By Scott Prater
The year-end holiday time frame is arguably the most anticipated time of year for many people. As the kids get a much-deserved break from school, many parents take extended time off to unwind and soak up some holiday spirit. Nothing provides a holiday feel better than the glow of decorative candles or the scent of a freshly cut pine tree.
More than likely, the emphasis on warmth and the visual stimulation of holiday décor involves some type of flame or electrical current. Candles, electrical lighting and that freshly-cut evergreen tree all bring a heightened level of fire danger, increasing the chance for a possible tragedy. But by following a few easy precautions, people can substantially cut their chances of experiencing a mishap during this time of celebration.
The National Fire Protection Association estimates that Christmas Trees account for more than 250 home fires each year, while holiday and decorative lights account for another 170.
“Fans of natural trees should opt for a freshly cut one,” 50th Space Wing Ground Safety manager Tech. Sgt. Sarah Law said. “To test a tree, strike the stump down on a firm surface. If needles fall off, the tree is too dry already.”
Needles on fresh trees should be green and hard to pull back from the branch, and the trunk should be sticky to the touch. The NFPA advises home owners to keep natural trees away from heat sources like furnace vents and fire places because the heat generated will serve to dry out the tree.
It’s also important to keep a live tree hydrated. Freshly cut trees can absorb more than a gallon of water their first day in place.
“The big thing is keep the tree watered and think about safety when creating your decorative plan,” Sergeant Law said. “Keep your kids in mind. Don’t hang breakable ornaments near the bottom; don’t place any candy down low and make sure the kids can’t reach any garland they could easily get wrapped up in.”
Following responsible watering and child-safety guidelines should help mitigate fire dangers in the home, but people need to also think about fire safety when dealing with electrical lighting as well.
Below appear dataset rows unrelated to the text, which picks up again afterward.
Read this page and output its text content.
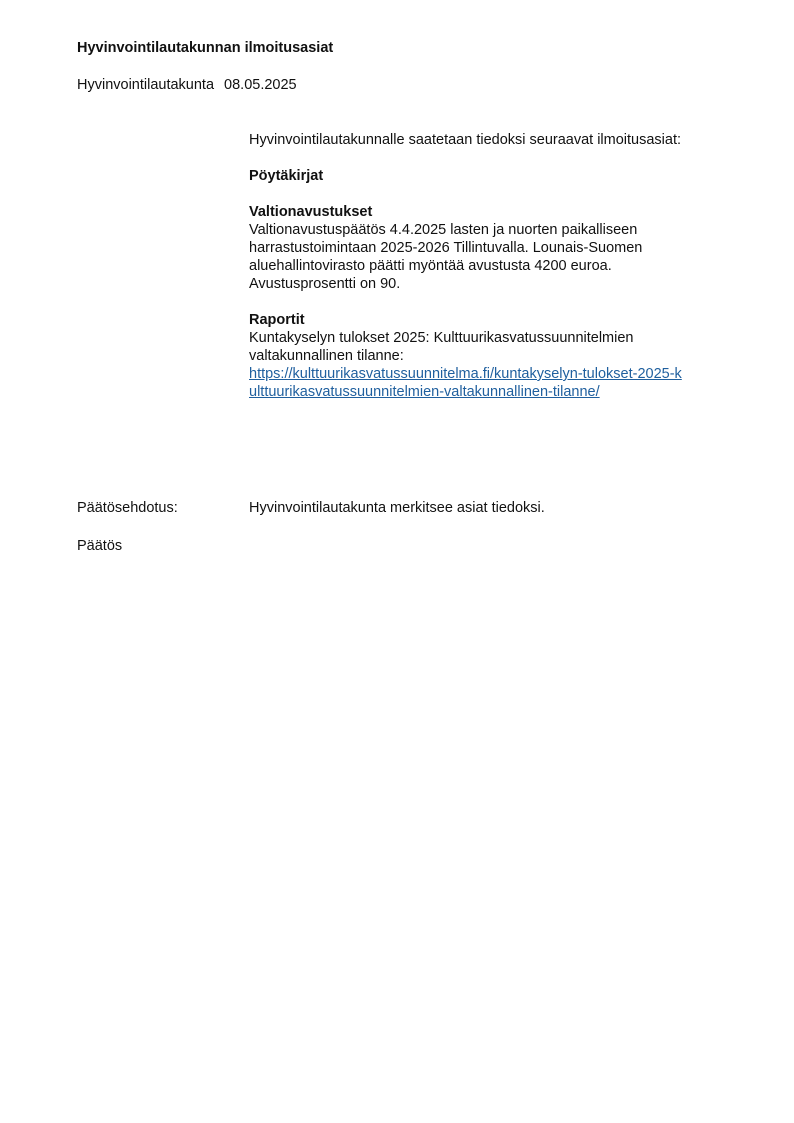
Hyvinvointilautakunnan ilmoitusasiat
Hyvinvointilautakunta 08.05.2025

Hyvinvointilautakunnalle saatetaan tiedoksi seuraavat ilmoitusasiat:

Pöytäkirjat

Valtionavustukset

Valtionavustuspäätös 4.4.2025 lasten ja nuorten paikalliseen harrastustoimintaan 2025-2026 Tillintuvalla. Lounais-Suomen aluehallintovirasto päätti myöntää avustusta 4200 euroa. Avustusprosentti on 90.

Raportit

Kuntakyselyn tulokset 2025: Kulttuurikasvatussuunnitelmien valtakunnallinen tilanne:

https://kulttuurikasvatussuunnitelma.fi/kuntakyselyn-tulokset-2025-kulttuurikasvatussuunnitelmien-valtakunnallinen-tilanne/
Päätösehdotus:	Hyvinvointilautakunta merkitsee asiat tiedoksi.
Päätös
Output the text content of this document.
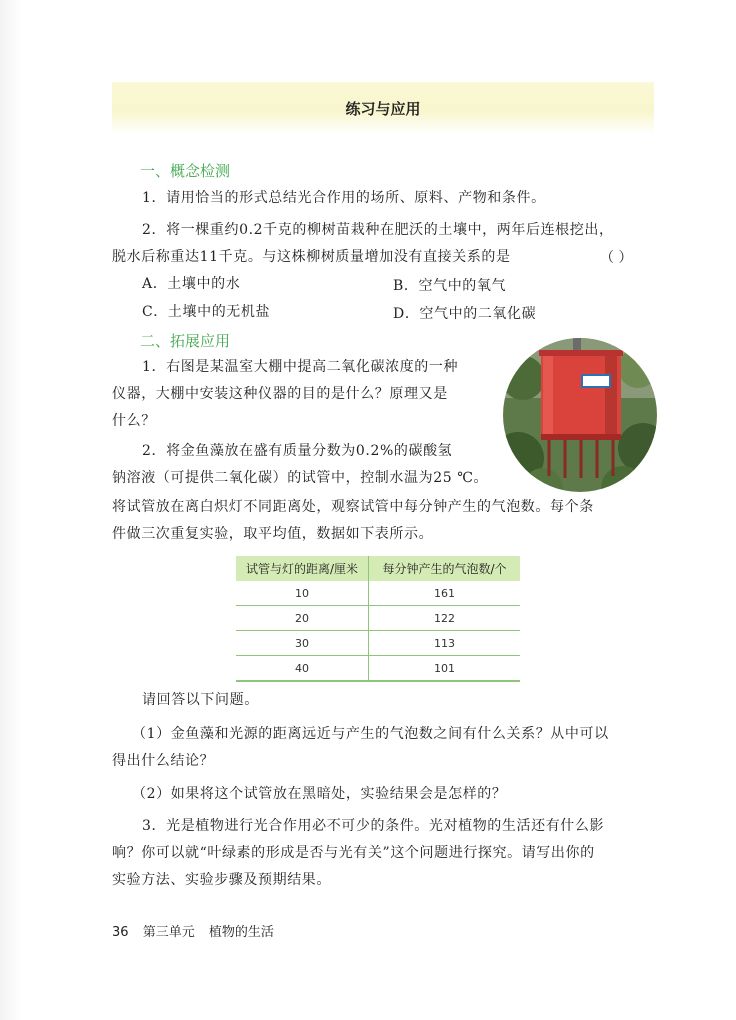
练习与应用
一、概念检测
1．请用恰当的形式总结光合作用的场所、原料、产物和条件。
2．将一棵重约0.2千克的柳树苗栽种在肥沃的土壤中，两年后连根挖出，
脱水后称重达11千克。与这株柳树质量增加没有直接关系的是	（ ）
A．土壤中的水	B．空气中的氧气
C．土壤中的无机盐	D．空气中的二氧化碳
二、拓展应用
1．右图是某温室大棚中提高二氧化碳浓度的一种
仪器，大棚中安装这种仪器的目的是什么？原理又是
什么？
2．将金鱼藻放在盛有质量分数为0.2%的碳酸氢
钠溶液（可提供二氧化碳）的试管中，控制水温为25 ℃。
将试管放在离白炽灯不同距离处，观察试管中每分钟产生的气泡数。每个条
件做三次重复实验，取平均值，数据如下表所示。
试管与灯的距离/厘米	每分钟产生的气泡数/个
10	161
20	122
30	113
40	101
请回答以下问题。
（1）金鱼藻和光源的距离远近与产生的气泡数之间有什么关系？从中可以
得出什么结论？
（2）如果将这个试管放在黑暗处，实验结果会是怎样的？
3．光是植物进行光合作用必不可少的条件。光对植物的生活还有什么影
响？你可以就“叶绿素的形成是否与光有关”这个问题进行探究。请写出你的
实验方法、实验步骤及预期结果。
36 第三单元 植物的生活
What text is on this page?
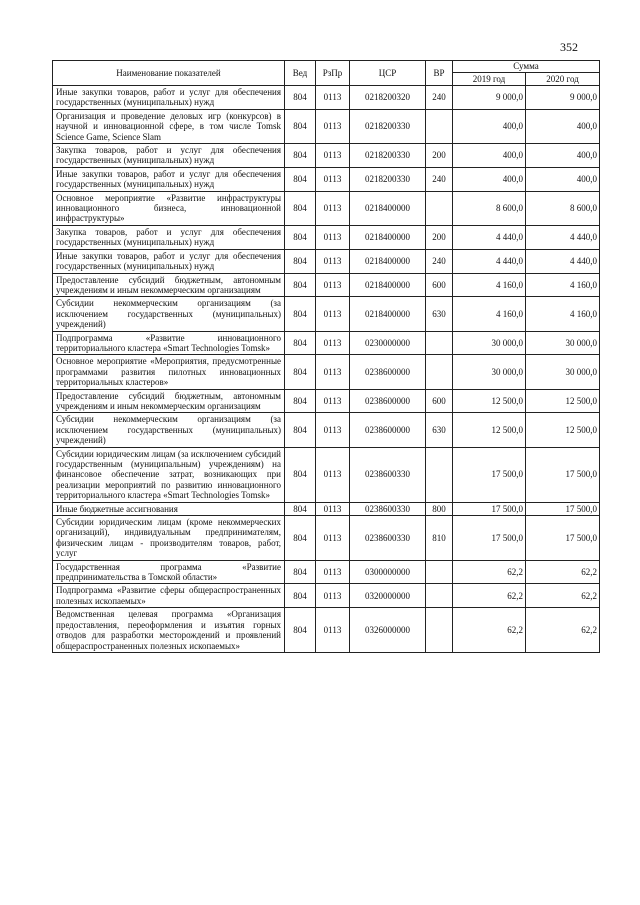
352
Наименование показателей	Вед	РзПр	ЦСР	ВР	Сумма	
					2019 год	2020 год
Иные закупки товаров, работ и услуг для обеспечения государственных (муниципальных) нужд	804	0113	0218200320	240	9 000,0	9 000,0
Организация и проведение деловых игр (конкурсов) в научной и инновационной сфере, в том числе Tomsk Science Game, Science Slam	804	0113	0218200330		400,0	400,0
Закупка товаров, работ и услуг для обеспечения государственных (муниципальных) нужд	804	0113	0218200330	200	400,0	400,0
Иные закупки товаров, работ и услуг для обеспечения государственных (муниципальных) нужд	804	0113	0218200330	240	400,0	400,0
Основное мероприятие «Развитие инфраструктуры инновационного бизнеса, инновационной инфраструктуры»	804	0113	0218400000		8 600,0	8 600,0
Закупка товаров, работ и услуг для обеспечения государственных (муниципальных) нужд	804	0113	0218400000	200	4 440,0	4 440,0
Иные закупки товаров, работ и услуг для обеспечения государственных (муниципальных) нужд	804	0113	0218400000	240	4 440,0	4 440,0
Предоставление субсидий бюджетным, автономным учреждениям и иным некоммерческим организациям	804	0113	0218400000	600	4 160,0	4 160,0
Субсидии некоммерческим организациям (за исключением государственных (муниципальных) учреждений)	804	0113	0218400000	630	4 160,0	4 160,0
Подпрограмма «Развитие инновационного территориального кластера «Smart Technologies Tomsk»	804	0113	0230000000		30 000,0	30 000,0
Основное мероприятие «Мероприятия, предусмотренные программами развития пилотных инновационных территориальных кластеров»	804	0113	0238600000		30 000,0	30 000,0
Предоставление субсидий бюджетным, автономным учреждениям и иным некоммерческим организациям	804	0113	0238600000	600	12 500,0	12 500,0
Субсидии некоммерческим организациям (за исключением государственных (муниципальных) учреждений)	804	0113	0238600000	630	12 500,0	12 500,0
Субсидии юридическим лицам (за исключением субсидий государственным (муниципальным) учреждениям) на финансовое обеспечение затрат, возникающих при реализации мероприятий по развитию инновационного территориального кластера «Smart Technologies Tomsk»	804	0113	0238600330		17 500,0	17 500,0
Иные бюджетные ассигнования	804	0113	0238600330	800	17 500,0	17 500,0
Субсидии юридическим лицам (кроме некоммерческих организаций), индивидуальным предпринимателям, физическим лицам - производителям товаров, работ, услуг	804	0113	0238600330	810	17 500,0	17 500,0
Государственная программа «Развитие предпринимательства в Томской области»	804	0113	0300000000		62,2	62,2
Подпрограмма «Развитие сферы общераспространенных полезных ископаемых»	804	0113	0320000000		62,2	62,2
Ведомственная целевая программа «Организация предоставления, переоформления и изъятия горных отводов для разработки месторождений и проявлений общераспространенных полезных ископаемых»	804	0113	0326000000		62,2	62,2
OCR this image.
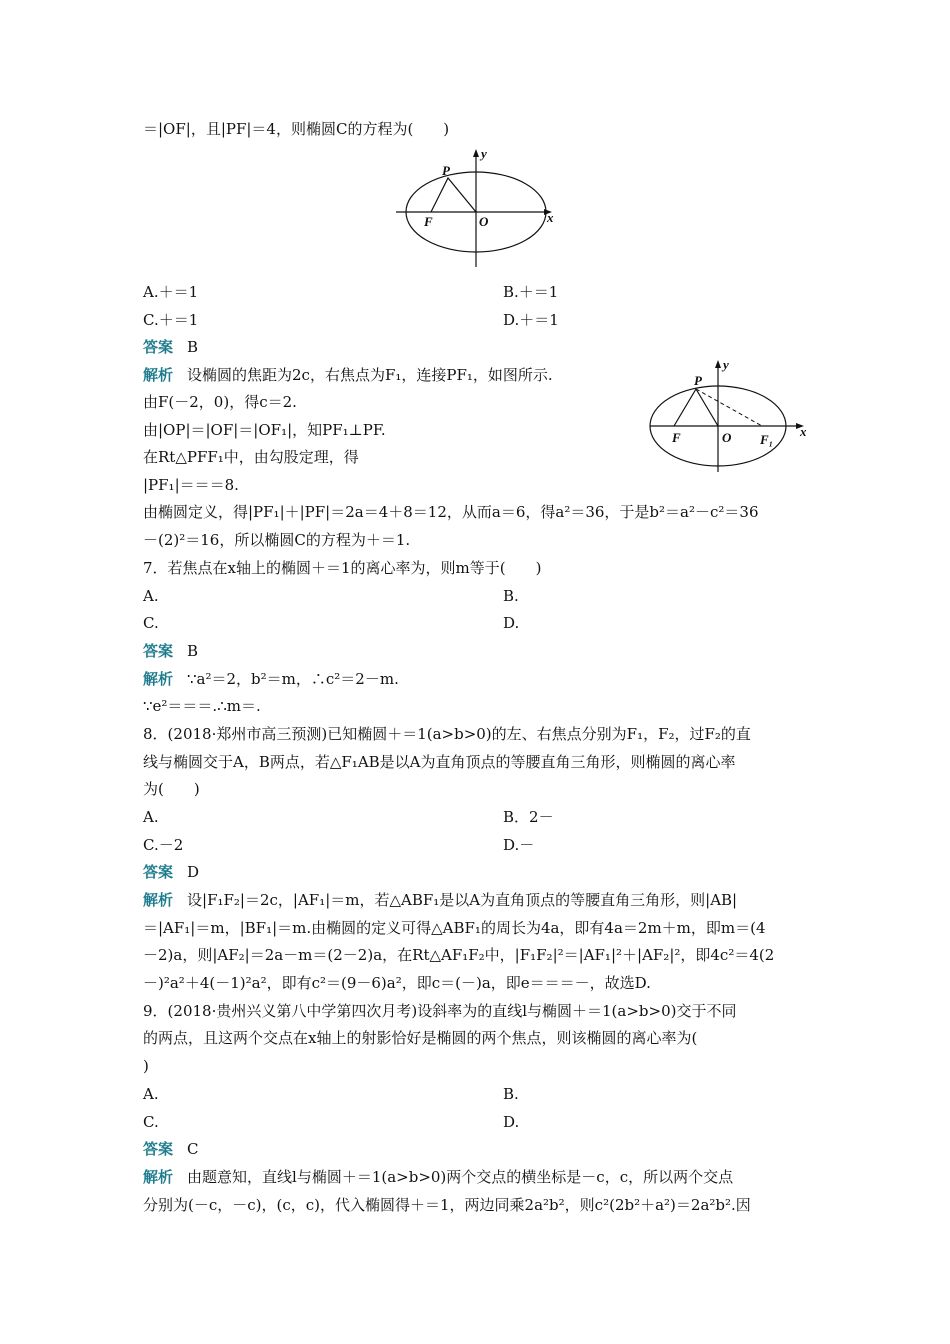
＝|OF|，且|PF|＝4，则椭圆C的方程为(　　)
P
F	O	x
y
A.＋＝1	B.＋＝1
C.＋＝1	D.＋＝1
答案 B
解析 设椭圆的焦距为2c，右焦点为F₁，连接PF₁，如图所示.
由F(－2，0)，得c＝2.
由|OP|＝|OF|＝|OF₁|，知PF₁⊥PF.
在Rt△PFF₁中，由勾股定理，得
|PF₁|＝＝＝8.
P
F	O F₁
x
y
由椭圆定义，得|PF₁|＋|PF|＝2a＝4＋8＝12，从而a＝6，得a²＝36，于是b²＝a²－c²＝36
－(2)²＝16，所以椭圆C的方程为＋＝1.
7．若焦点在x轴上的椭圆＋＝1的离心率为，则m等于(　　)
A.	B.
C.	D.
答案 B
解析 ∵a²＝2，b²＝m，∴c²＝2－m.
∵e²＝＝＝.∴m＝.
8．(2018·郑州市高三预测)已知椭圆＋＝1(a>b>0)的左、右焦点分别为F₁，F₂，过F₂的直
线与椭圆交于A，B两点，若△F₁AB是以A为直角顶点的等腰直角三角形，则椭圆的离心率
为(　　)
A.	B．2－
C.－2	D.－
答案 D
解析 设|F₁F₂|＝2c，|AF₁|＝m，若△ABF₁是以A为直角顶点的等腰直角三角形，则|AB|
＝|AF₁|＝m，|BF₁|＝m.由椭圆的定义可得△ABF₁的周长为4a，即有4a＝2m＋m，即m＝(4
－2)a，则|AF₂|＝2a－m＝(2－2)a，在Rt△AF₁F₂中，|F₁F₂|²＝|AF₁|²＋|AF₂|²，即4c²＝4(2
－)²a²＋4(－1)²a²，即有c²＝(9－6)a²，即c＝(－)a，即e＝＝＝－，故选D.
9．(2018·贵州兴义第八中学第四次月考)设斜率为的直线l与椭圆＋＝1(a>b>0)交于不同
的两点，且这两个交点在x轴上的射影恰好是椭圆的两个焦点，则该椭圆的离心率为(
)
A.	B.
C.	D.
答案 C
解析 由题意知，直线l与椭圆＋＝1(a>b>0)两个交点的横坐标是－c，c，所以两个交点
分别为(－c，－c)，(c，c)，代入椭圆得＋＝1，两边同乘2a²b²，则c²(2b²＋a²)＝2a²b².因
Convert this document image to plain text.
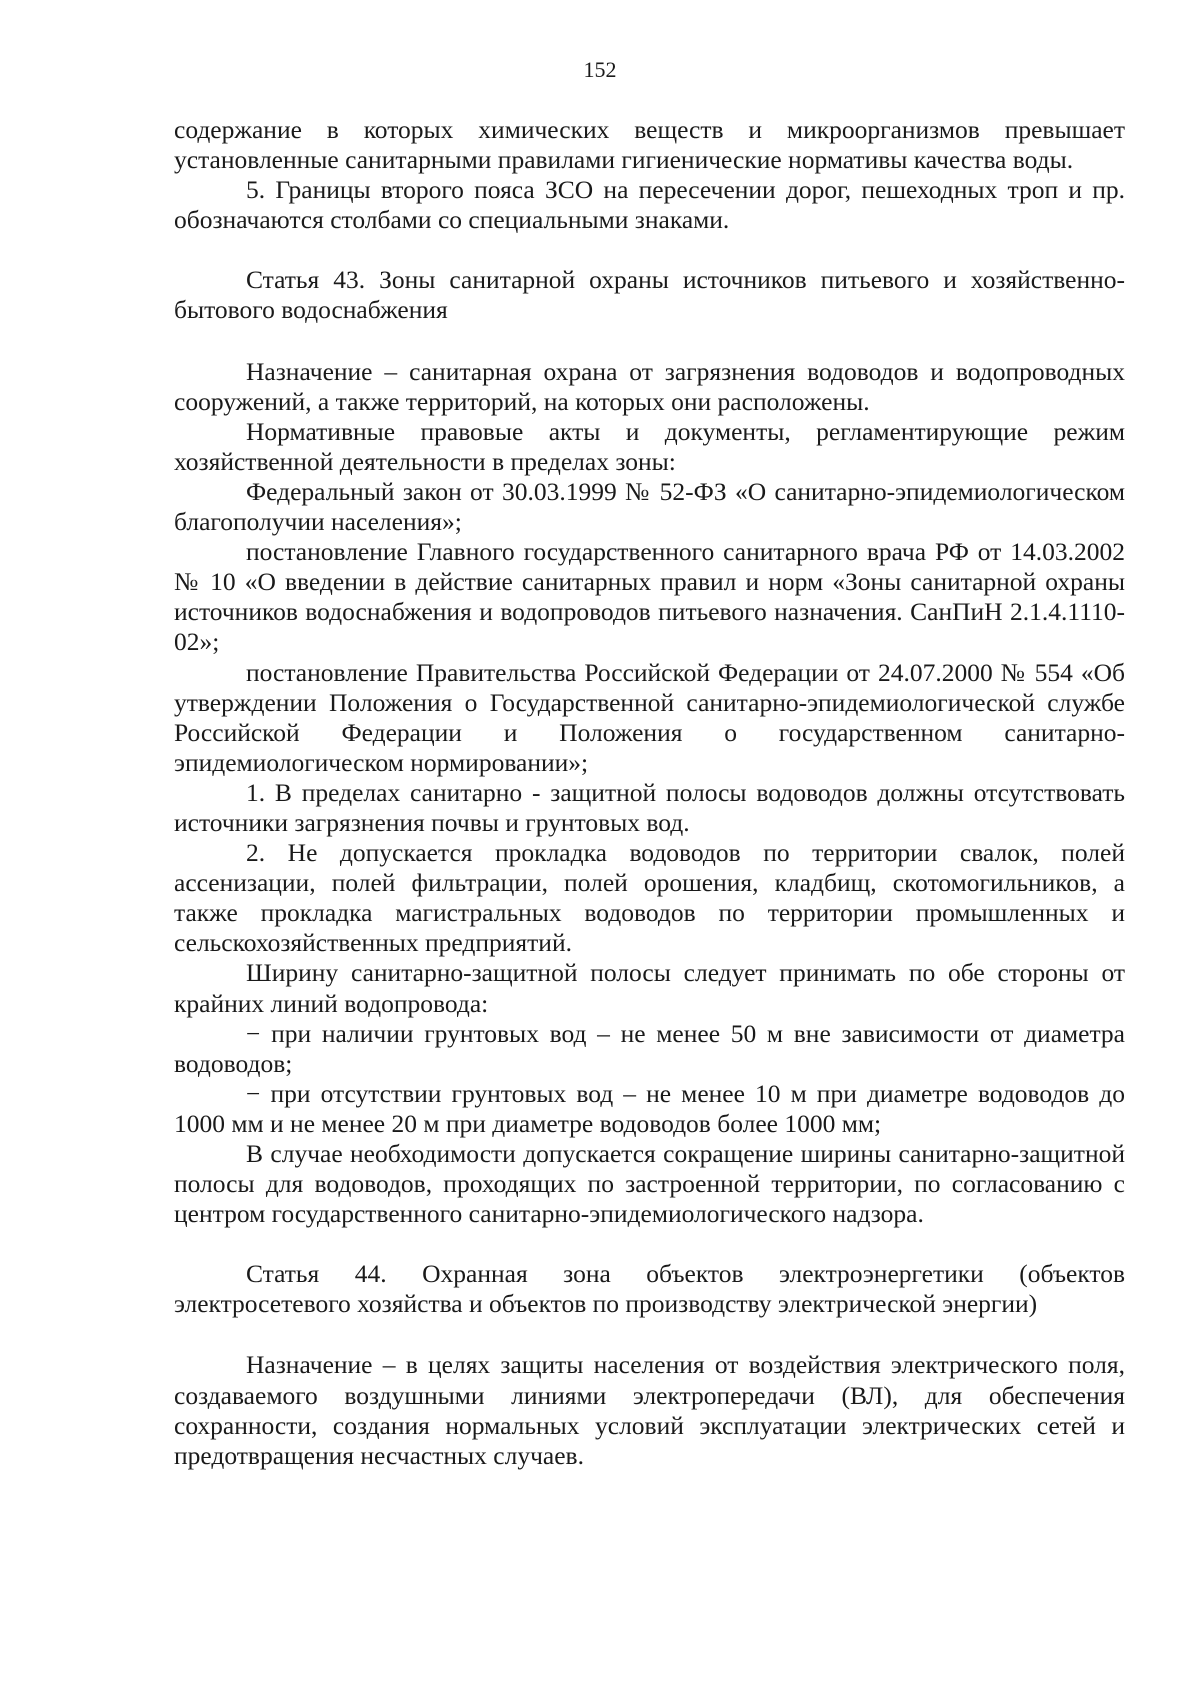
152

содержание в которых химических веществ и микроорганизмов превышает установленные санитарными правилами гигиенические нормативы качества воды.

5. Границы второго пояса ЗСО на пересечении дорог, пешеходных троп и пр. обозначаются столбами со специальными знаками.

Статья 43. Зоны санитарной охраны источников питьевого и хозяйственно-бытового водоснабжения

Назначение – санитарная охрана от загрязнения водоводов и водопроводных сооружений, а также территорий, на которых они расположены.

Нормативные правовые акты и документы, регламентирующие режим хозяйственной деятельности в пределах зоны:

Федеральный закон от 30.03.1999 № 52-ФЗ «О санитарно-эпидемиологическом благополучии населения»;

постановление Главного государственного санитарного врача РФ от 14.03.2002 № 10 «О введении в действие санитарных правил и норм «Зоны санитарной охраны источников водоснабжения и водопроводов питьевого назначения. СанПиН 2.1.4.1110-02»;

постановление Правительства Российской Федерации от 24.07.2000 № 554 «Об утверждении Положения о Государственной санитарно-эпидемиологической службе Российской Федерации и Положения о государственном санитарно-эпидемиологическом нормировании»;

1. В пределах санитарно - защитной полосы водоводов должны отсутствовать источники загрязнения почвы и грунтовых вод.

2. Не допускается прокладка водоводов по территории свалок, полей ассенизации, полей фильтрации, полей орошения, кладбищ, скотомогильников, а также прокладка магистральных водоводов по территории промышленных и сельскохозяйственных предприятий.

Ширину санитарно-защитной полосы следует принимать по обе стороны от крайних линий водопровода:

− при наличии грунтовых вод – не менее 50 м вне зависимости от диаметра водоводов;

− при отсутствии грунтовых вод – не менее 10 м при диаметре водоводов до 1000 мм и не менее 20 м при диаметре водоводов более 1000 мм;

В случае необходимости допускается сокращение ширины санитарно-защитной полосы для водоводов, проходящих по застроенной территории, по согласованию с центром государственного санитарно-эпидемиологического надзора.

Статья 44. Охранная зона объектов электроэнергетики (объектов электросетевого хозяйства и объектов по производству электрической энергии)

Назначение – в целях защиты населения от воздействия электрического поля, создаваемого воздушными линиями электропередачи (ВЛ), для обеспечения сохранности, создания нормальных условий эксплуатации электрических сетей и предотвращения несчастных случаев.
Sergeant Law indicated that it’s a good practice to replace decorative light sets every four or five years and to also check and replace any light set with worn or damaged wires. The same advice also applies when decorating outdoors.
Schriever housing area residents can install decorative lights to the exterior of their homes during the holiday time frame, but residents must gain approval from Tierra Vista Communities prior to installation.
According to section 5.8 of the Tierra Vista Community’s Resident Guide, residents must follow strict installation requirements provided by TVC and adhere to lighting times (6 p.m. to 10 p.m. most days).
Lights are prohibited on roofs, roof edges or any location where climbing or roof access is required and residents are advised not to overload electrical outlets.
Aside from the safety concerns at home, members need to be prepared when they hit the road.
“Especially here at Schriever, people need to make sure they’ve winterized their vehicle, that they have a viable safety kit and that they know what to do if they get stranded,” Sergeant Law said. “Proper planning for trips, both long and short, is important too. If you know the weather is going to be challenging, then you need to plan your alternate routes.”
This time of year brings an almost unlimited supply of holiday parties, which provides Airmen with yet more chances to create solid designated-driver/alcohol awareness plans.
“This time of year can be a hectic time with social events, decorating, shopping and traveling — but do yourself a favor and slow down long enough to think ahead and have a plan,” said Lt. Col. Michael Wulfestieg, 50th SW chief of safety. “Your friends, family and wingmen will be glad you put safety first, and it will make the holidays more enjoyable for everyone.”